- Born: Helen Francell Coutts 1925 Alameda, California, US
- Died: 2013 (aged 87–88) Palm Desert, California, US
- Education: University of the Pacific University of California
- Occupation: Actress
- Years active: 1948–1954
- Notable credit(s): Father's Wild Game Father Takes the Air White Goddess
- Television: Ramar of the Jungle
- Spouse(s): Marvin A. Finch (m. 1949) Harry S. Rothschild (m. 1952–1954) Vincent Fotre (m. 1966–1970)

= M'liss McClure =

American actress

Helen Francell Coutts (1925–2013), known professionally as M'liss McClure, was an American actress who starred in films and television in the 1940s and 1950s. Originally starring under the name Helen Francell, she chose her official stage name as M'liss McClure in 1948 before featuring in primary roles in films such as the Father's Wild Game series and White Goddess. She appeared as a guest for a number of promotional events and contests for foodstuffs and the US military.
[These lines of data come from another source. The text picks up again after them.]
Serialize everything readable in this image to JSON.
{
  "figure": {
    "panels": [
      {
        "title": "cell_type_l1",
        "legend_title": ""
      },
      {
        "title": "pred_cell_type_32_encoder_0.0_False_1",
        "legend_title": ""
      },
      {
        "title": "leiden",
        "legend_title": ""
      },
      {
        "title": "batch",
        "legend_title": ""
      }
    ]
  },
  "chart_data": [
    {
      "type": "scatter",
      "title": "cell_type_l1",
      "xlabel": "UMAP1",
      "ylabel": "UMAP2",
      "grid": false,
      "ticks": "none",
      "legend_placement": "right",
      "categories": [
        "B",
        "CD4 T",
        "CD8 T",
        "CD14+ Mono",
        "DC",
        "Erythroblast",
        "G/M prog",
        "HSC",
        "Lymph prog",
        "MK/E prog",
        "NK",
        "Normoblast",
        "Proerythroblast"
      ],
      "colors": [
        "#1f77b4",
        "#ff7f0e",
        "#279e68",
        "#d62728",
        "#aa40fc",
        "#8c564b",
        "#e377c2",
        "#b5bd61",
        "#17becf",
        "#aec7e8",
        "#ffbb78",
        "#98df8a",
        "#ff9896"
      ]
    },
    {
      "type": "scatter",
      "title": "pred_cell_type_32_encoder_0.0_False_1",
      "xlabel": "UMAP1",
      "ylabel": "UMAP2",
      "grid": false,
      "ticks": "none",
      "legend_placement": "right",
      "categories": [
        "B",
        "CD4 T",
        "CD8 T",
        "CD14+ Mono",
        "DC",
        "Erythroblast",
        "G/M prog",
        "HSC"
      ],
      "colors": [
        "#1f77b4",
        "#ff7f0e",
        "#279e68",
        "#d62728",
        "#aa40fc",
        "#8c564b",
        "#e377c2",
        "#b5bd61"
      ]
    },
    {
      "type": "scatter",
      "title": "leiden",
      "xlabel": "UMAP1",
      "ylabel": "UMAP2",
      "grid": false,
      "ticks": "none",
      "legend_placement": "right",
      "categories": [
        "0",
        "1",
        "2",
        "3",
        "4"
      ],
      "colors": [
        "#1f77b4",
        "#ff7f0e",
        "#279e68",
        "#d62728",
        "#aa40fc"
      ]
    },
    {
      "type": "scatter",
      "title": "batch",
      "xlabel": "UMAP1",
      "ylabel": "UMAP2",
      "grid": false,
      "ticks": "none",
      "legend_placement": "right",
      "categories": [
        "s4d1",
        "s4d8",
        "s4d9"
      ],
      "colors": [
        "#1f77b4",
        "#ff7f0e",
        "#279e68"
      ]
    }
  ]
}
==Early life and education==
Helen Coutts was born to Francella and Warren L. Coutts in Alameda, California. She had an interest in dance from a young age, practicing ballet and tap dancing. She attended Alameda High School before studying dramatics at the University of the Pacific and art at the University of California. In 1951, she told an interviewer that if her acting career ended, she intended to be a portrait painter.

==Career==
Starring in theatre performances at the Pasadena Playhouse for two years, she was noticed in 1948 by film producers and cast in productions including April Showers, For the Love of Mary, and Stage Struck. She also acted as Deanna Durbin's double during the production of Washington Girl. Originally choosing a shortened stage name of Helen Francell, she later settled on M'liss McClure after suggestions from her friends. In order to get more major roles in films starting in November 1948, McClure hired a publicity agency that promoted the beauty of her eyes and her "almost telescopic vision".

During this same time period, she began acting on stage while applying for film roles. While not obtaining a stage role in White Fury, she was accepted for a place in Telluride's Silver Belle in December of that year.

McClure also made appearances at various company and organization shows as the guest of honor for publicity purposes, such as being crowned "Miss Air Fair" at the California Air Freight Fair in August 1950 and "Miss Heavenly Peach" at the "Hunt For Heavenly Peach" contest for Hunt Foods. She was also featured in promotions for ranching performances and acted as a party companion for the winner of the "All American Infantryman" competition.

==Filmography==
- April Showers (1948)
- Stage Struck (1948)
- For the Love of Mary (1948)
- Operation Haylift (1950) as Mary
- Father's Wild Game (1950) as Barbara Latham
- Insurance Investigator (1951) as Cigarette girl
- Father Takes the Air (1951) as Barbara Latham
- White Goddess (1953) as Trudy Van Dyne

===TV series===
- The Adventures of Wild Bill Hickok (1 episode - 1951) as Alice Cameron
- Ramar of the Jungle (7 episodes - 1953-1954) as Trudy Van Dyne

==Personal life and death==
McClure married Marvin A. Finch, a jewelry manufacturer, on March 3, 1949; they had met on a blind date the previous year. They later divorced. She remarried to oilman Harry S. Rothschild on September 23, 1952, but accused him of mental cruelty and had a default divorce from him approved on February 18, 1954. In 1966 she remarried to Vincent Fotre. She divorced him in 1970, and subsequently lived in Palm Desert, California, where she died in 2013, aged 88.